Myrtle Beach leaders vow that I-73 remains a top priority

MYRTLE BEACH, S.C. (WMBF) - Local leaders gathered for a forum at the Asher Theatre Wednesday afternoon to discuss economic development and infrastructure in Horry County.

The Myrtle Beach Area Chamber of Commerce used the forum to assure the community that I-73 is still very much a top priority.

“We’re continuing to work hard. And it really is going to be a local, state, federal approach in terms of securing the funding needed for the interstate," said Jimmy Gray, director of Government Affairs for MBACC.

This comes amid a legal battle between the county and local governments over hospitality fees, which the county says has left them without a funding source for the project. With money for the interstate still up in the air, the chamber says its focusing efforts on securing funds at the state and local level.

“This is going to be an expensive project, there’s no denying that. And we will need to rely on some support from the state and federal government," said Gray.

Despite ongoing disputes between cities, towns and the county, a recent survey put out by the MBACC shows more than 74% of people who live in Horry County said their opinion of I-73 is either favorable or very favorable.

Justin Powell, deputy secretary for Finance and Administration for the South Carolina Department of Transportation, said the department is moving forward on right-of-way acquisition in the proposed corridor for I-73.

Existing infrastructure was also a topic of discussion.

The fast-growing Myrtle Beach International Airport saw an upward trend in arriving passengers from 742,000 in 2012 to more than 1.25 million passengers last year.

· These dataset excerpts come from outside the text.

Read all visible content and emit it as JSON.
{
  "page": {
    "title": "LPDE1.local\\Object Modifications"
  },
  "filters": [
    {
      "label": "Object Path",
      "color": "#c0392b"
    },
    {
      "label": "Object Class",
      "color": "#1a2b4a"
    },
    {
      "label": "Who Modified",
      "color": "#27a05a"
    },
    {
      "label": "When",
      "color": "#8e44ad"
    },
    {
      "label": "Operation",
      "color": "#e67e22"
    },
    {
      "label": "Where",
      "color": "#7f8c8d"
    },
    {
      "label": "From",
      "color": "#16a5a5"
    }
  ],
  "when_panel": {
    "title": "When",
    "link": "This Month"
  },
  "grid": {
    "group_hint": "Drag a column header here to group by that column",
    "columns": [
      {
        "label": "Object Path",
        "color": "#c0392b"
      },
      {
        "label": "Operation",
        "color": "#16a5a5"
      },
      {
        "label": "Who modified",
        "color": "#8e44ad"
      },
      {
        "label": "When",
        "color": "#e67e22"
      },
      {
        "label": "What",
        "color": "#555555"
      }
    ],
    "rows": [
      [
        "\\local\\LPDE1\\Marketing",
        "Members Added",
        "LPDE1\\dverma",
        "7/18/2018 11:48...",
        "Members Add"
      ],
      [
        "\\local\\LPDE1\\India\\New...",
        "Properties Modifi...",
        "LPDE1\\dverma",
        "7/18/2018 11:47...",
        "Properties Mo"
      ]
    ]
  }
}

“In 2018 the airport was one of the fastest-growing airports in the United States. And during our shoulder seasons we were in the top 5 fastest growing," said Kirk Lovell, director of Air Services and Business Development for MYR.

Lovell said the airport has seen recent success with its newest nonstop service to Houston, which brought in an average of 685 first-time visitors to the Myrtle Beach area from May to August.

“There’s still a whole part of the United States that we’ve not even tapped into but we see as huge opportunities in the next several years. so as long as the airline industry stays strong and healthy, there’s no reason we can’t keep growing the airport," said Lovell.